Turkey says it will respond in time to 'outrageous' US genocide statement
US President Joe Biden's declaration that massacres of Armenians in the Ottoman Empire constituted genocide is "simply outrageous" and Turkey will respond over coming months, Turkey's presidential spokesman said on Sunday.
Biden broke on Saturday with decades of carefully calibrated White House comments over the 1915 killings, delighting Armenia and its diaspora but further straining ties between Washington and Ankara, both members of the NATO military alliance.
"There will be a reaction of different forms and kinds and degrees in coming days and months," Ibrahim Kalin, President Tayyip Erdogan's spokesman and adviser, told Reuters in an interview.

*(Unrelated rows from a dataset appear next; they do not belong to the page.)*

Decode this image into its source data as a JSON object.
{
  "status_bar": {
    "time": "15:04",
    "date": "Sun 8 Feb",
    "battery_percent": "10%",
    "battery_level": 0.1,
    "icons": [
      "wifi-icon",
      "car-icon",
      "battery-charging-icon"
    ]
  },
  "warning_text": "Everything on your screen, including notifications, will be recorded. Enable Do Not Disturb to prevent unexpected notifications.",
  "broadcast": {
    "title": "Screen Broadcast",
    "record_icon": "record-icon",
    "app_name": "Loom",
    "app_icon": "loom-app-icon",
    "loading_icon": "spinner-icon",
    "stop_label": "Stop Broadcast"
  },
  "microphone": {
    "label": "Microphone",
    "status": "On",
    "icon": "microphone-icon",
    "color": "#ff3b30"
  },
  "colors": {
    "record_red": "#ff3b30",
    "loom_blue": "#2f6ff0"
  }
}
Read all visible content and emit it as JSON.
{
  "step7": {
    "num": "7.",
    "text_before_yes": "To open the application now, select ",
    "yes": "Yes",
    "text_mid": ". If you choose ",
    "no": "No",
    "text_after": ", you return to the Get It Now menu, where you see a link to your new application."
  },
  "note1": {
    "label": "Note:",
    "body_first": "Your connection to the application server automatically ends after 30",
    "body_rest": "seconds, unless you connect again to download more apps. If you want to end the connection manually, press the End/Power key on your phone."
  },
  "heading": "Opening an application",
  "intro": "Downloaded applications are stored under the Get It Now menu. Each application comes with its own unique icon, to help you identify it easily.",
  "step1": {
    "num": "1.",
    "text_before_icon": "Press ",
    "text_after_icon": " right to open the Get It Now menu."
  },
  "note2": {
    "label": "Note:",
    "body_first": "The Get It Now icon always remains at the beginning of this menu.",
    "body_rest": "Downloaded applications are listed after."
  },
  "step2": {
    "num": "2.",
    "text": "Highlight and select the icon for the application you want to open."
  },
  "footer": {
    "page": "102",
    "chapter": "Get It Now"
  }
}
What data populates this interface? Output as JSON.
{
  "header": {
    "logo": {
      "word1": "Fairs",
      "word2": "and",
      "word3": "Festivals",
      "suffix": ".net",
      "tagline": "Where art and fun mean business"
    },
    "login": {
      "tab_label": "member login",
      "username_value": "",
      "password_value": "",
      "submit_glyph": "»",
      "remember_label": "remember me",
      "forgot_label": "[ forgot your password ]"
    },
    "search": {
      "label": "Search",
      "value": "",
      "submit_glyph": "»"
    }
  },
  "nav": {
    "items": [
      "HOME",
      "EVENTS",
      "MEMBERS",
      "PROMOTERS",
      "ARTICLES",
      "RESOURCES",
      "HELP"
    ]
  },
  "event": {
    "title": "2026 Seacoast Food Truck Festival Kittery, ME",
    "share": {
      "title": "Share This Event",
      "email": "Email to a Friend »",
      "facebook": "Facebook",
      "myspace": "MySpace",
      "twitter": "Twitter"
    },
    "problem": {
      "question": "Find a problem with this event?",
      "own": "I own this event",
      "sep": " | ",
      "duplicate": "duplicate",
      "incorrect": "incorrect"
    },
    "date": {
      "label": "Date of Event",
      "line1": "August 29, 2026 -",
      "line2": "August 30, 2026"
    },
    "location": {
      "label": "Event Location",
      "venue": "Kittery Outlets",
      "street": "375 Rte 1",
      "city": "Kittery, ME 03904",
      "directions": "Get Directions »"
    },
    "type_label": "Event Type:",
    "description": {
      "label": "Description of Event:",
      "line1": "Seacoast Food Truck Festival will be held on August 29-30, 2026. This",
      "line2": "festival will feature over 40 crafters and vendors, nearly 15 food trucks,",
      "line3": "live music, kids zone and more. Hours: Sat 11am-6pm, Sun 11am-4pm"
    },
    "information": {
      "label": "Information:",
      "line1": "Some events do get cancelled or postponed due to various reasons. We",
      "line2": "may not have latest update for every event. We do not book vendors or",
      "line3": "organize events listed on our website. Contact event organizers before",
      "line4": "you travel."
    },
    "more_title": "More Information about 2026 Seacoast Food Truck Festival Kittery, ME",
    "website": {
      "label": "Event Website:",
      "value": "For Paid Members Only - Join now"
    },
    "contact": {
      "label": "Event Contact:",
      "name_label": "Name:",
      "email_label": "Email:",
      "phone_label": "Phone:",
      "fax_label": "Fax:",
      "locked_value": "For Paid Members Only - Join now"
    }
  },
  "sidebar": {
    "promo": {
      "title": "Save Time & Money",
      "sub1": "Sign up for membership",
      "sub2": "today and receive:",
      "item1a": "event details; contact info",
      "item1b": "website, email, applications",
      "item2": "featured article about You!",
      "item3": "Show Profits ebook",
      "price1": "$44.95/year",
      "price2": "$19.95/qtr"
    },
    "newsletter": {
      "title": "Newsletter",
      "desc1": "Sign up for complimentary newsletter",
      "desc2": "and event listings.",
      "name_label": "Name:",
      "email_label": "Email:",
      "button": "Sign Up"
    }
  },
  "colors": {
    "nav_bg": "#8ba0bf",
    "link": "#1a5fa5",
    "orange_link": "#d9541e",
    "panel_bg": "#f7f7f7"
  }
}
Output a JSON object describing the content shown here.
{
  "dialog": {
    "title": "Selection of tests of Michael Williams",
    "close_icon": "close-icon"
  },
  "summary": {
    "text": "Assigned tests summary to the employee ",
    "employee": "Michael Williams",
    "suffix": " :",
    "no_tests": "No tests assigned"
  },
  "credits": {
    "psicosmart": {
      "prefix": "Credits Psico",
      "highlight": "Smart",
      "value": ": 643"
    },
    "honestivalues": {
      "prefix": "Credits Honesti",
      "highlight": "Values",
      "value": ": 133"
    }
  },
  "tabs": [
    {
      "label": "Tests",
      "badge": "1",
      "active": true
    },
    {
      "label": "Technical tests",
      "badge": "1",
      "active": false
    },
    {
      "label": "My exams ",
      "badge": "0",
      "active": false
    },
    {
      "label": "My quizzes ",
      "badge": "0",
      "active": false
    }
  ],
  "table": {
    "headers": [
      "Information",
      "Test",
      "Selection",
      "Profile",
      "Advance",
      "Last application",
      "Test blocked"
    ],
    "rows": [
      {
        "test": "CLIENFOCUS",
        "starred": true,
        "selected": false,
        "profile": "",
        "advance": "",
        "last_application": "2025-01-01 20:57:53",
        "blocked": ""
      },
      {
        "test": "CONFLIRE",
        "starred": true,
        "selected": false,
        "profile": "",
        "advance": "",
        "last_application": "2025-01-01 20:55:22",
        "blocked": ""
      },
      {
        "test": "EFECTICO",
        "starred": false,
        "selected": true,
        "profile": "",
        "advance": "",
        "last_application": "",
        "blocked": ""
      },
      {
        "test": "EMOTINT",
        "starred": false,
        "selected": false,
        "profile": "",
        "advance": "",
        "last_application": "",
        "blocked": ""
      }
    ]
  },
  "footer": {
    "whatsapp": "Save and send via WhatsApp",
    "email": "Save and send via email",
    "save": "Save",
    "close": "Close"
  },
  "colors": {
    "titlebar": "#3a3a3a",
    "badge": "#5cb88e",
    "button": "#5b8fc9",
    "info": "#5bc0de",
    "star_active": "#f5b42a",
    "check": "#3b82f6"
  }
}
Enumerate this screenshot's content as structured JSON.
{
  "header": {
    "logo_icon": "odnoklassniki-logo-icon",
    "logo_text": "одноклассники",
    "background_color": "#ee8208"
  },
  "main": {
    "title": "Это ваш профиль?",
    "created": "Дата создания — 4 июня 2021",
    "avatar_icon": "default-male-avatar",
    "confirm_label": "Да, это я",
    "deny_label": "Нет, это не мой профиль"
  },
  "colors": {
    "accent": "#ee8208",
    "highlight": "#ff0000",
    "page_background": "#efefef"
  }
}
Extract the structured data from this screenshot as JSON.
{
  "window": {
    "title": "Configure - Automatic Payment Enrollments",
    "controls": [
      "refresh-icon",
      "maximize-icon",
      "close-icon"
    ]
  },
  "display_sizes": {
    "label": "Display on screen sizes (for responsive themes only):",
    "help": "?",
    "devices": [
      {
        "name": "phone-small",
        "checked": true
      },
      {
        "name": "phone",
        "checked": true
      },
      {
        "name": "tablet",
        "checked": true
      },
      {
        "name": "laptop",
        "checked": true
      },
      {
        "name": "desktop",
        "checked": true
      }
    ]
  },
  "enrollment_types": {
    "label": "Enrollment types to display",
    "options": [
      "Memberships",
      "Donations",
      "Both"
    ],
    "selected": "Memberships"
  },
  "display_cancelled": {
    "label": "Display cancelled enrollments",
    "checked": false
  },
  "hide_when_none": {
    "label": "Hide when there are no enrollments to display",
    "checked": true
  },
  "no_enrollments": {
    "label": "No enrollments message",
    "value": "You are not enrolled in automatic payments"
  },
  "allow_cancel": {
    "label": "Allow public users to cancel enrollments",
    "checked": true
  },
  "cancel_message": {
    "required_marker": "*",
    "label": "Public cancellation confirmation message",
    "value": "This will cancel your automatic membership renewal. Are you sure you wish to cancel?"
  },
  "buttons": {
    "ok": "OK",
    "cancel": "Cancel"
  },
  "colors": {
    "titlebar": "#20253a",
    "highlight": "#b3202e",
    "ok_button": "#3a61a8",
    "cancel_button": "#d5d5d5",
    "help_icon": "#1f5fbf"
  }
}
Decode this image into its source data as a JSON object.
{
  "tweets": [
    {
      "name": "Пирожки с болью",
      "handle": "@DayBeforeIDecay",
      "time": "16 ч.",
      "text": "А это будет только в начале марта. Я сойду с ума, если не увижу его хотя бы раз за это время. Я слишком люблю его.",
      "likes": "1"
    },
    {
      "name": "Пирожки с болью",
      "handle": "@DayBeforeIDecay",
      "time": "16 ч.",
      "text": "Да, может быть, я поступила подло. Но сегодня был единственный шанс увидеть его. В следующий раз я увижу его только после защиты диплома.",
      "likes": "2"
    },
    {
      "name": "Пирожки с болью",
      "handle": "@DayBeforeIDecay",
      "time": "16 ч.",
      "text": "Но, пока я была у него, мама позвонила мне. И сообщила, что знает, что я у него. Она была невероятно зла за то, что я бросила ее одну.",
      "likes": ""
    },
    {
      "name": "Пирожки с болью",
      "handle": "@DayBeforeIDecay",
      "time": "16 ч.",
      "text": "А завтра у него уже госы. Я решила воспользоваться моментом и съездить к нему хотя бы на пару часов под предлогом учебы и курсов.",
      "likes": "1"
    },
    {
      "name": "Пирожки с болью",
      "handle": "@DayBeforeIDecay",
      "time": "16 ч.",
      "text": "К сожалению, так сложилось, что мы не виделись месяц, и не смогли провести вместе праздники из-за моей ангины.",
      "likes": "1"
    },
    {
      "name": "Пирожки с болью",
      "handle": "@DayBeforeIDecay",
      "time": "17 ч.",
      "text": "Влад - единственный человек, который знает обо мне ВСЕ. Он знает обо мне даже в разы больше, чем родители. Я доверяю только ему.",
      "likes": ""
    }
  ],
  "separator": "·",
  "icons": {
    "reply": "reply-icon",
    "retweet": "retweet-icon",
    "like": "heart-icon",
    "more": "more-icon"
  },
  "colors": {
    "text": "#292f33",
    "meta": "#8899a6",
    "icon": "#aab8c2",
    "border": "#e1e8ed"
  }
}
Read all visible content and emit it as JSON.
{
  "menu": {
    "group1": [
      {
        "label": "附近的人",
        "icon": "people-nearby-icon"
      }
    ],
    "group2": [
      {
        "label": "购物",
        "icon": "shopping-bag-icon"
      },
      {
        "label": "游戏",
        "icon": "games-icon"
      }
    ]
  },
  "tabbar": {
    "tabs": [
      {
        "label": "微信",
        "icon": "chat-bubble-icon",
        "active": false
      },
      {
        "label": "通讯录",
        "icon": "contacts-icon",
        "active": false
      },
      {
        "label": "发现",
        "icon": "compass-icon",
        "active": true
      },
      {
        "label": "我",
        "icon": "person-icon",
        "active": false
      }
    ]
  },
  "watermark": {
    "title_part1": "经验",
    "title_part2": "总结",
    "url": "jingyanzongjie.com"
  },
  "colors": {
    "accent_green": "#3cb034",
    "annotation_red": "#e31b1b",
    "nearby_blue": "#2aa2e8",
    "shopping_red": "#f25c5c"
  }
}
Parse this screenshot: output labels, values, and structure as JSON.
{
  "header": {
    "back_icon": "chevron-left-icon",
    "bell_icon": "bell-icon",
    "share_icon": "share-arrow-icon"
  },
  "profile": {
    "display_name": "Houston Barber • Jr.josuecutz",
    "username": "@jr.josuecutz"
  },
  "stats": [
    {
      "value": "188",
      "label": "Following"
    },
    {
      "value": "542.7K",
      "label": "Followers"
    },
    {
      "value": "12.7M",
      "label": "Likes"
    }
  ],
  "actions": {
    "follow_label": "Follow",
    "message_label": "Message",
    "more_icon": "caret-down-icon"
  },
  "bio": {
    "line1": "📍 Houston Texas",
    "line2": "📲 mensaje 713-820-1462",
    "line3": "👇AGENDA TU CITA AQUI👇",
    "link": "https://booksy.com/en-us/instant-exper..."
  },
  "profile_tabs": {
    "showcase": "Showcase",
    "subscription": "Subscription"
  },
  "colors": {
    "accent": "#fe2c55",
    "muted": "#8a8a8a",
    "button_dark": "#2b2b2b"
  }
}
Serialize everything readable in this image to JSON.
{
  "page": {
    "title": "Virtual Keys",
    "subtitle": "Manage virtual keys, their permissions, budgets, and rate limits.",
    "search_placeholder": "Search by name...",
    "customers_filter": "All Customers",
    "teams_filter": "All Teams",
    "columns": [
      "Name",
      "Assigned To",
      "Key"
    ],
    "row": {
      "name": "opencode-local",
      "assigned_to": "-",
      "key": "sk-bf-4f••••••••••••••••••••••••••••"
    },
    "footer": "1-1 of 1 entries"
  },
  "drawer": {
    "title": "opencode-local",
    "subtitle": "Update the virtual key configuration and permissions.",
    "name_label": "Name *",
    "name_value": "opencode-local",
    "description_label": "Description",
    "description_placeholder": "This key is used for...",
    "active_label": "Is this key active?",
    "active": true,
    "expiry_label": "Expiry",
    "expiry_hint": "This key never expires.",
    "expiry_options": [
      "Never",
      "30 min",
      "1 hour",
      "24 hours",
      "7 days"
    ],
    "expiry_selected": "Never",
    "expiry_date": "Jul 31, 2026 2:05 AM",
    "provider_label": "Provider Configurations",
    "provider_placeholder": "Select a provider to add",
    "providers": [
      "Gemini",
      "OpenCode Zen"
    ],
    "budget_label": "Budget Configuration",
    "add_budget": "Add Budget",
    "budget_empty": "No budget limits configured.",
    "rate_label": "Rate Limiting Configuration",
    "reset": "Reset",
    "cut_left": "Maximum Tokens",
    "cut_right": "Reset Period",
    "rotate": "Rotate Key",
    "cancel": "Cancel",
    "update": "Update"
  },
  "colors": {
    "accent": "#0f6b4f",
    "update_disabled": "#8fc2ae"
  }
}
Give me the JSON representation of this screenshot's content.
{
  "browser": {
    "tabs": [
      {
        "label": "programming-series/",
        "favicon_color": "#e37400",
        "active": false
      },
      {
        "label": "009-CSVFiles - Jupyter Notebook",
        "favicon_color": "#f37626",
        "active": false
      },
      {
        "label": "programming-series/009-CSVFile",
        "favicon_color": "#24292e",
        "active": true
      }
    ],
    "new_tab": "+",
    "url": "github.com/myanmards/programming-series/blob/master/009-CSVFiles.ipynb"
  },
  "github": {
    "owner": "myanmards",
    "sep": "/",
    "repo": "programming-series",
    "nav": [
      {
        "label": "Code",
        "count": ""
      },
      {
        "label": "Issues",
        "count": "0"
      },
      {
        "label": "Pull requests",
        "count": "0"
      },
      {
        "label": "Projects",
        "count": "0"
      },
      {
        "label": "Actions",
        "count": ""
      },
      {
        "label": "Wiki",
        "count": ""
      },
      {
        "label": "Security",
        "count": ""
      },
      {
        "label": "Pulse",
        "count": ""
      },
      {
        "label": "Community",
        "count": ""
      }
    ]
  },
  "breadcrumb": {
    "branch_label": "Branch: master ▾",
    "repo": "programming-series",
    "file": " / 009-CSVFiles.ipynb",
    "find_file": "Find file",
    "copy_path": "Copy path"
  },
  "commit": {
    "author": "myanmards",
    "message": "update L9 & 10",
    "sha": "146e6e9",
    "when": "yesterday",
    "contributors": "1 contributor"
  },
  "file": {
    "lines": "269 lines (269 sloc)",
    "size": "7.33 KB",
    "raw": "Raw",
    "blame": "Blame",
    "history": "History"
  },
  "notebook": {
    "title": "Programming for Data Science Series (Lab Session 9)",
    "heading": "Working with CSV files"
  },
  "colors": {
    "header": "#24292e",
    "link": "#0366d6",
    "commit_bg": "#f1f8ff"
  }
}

Kalin did not specify whether Ankara would restrict US access to the Incirlik air base in southern Turkey, which has been used to support the international coalition fighting the Islamic State group, among measures it may take.
After other Turkish officials swiftly condemned Biden's statement on Saturday, Erdogan would address the issue after a cabinet meeting on Monday, Kalin said. "At a time and place that we consider to be appropriate, we will continue to respond to this very unfortunate, unfair statement," he said.
The description of the mass killings as "genocide" is a sensitive issue for Turkish leaders.
An estimated 1.5 million Armenians were killed in Ottoman-controlled territory between 1915 and 1923, the majority before 1919, through systematic deportations, starvation and murder.
Turkey acknowledges that atrocities took place against Armenians during the war, but it says the killings were not a part of a systematic campaign and do not amount to genocide. Azerbaijan likewise disputes the term.
However, about 30 countries recognise the genocide, including France, Canada, Brazil, Germany, Russia, Poland and the Netherlands.
Other countries, such as the UK, have condemned the killings, but believe that they do not meet the definition of genocide as defined by the 1948 UN Convention on Genocide.
Successive US administrations from both major parties have refrained from describing the killings as a genocide.
On Saturday, Biden became the first US president to use the term since Ronald Reagan, who mentioned "the genocide of the Armenians" in a passing reference in 1981.
Turkish-American relations have been plagued with tensions in recent years.
Washington imposed sanctions on Turkey over its purchase of Russian air defences, while Ankara has been angered that the United States has armed Kurdish YPG fighters in Syria and not extradited a US-based cleric Turkey accuses of orchestrating a 2016 coup attempt.
Navigating those disputes will now be even harder, Kalin said. "Everything that we conduct with the United States will be under the spell of this very unfortunate statement," he said.
Kalin said Turkey's parliament is expected to make a statement this week. Analysts say lawmakers may hit back rhetorically against Biden by classifying the treatment of Native Americans by European settlers as genocide.
Still, Turkey has been a member of Nato since 1952, and it continues to host US nuclear weapons at its Incirlik Air Base.
As well as limiting access to Incirlik, Turkey also has options to reduce military coordination with the United States in northern Syria and Iraq or scale down diplomatic efforts to support Afghan peace talks.
Kalin said US officials had told Turkey the declaration would not provide any legal basis for potential reparation claims.
Nevertheless, Erdogan told the US president when they spoke by phone on Friday, their first conversation since Biden took office three months ago, that it would be a "colossal mistake" to go ahead with his statement.
"To reduce all that to one word and try to implicate that Turks were involved, our Ottoman ancestors were involved in genocidal acts, is simply outrageous," Kalin said.
"It's not supported by historical fact".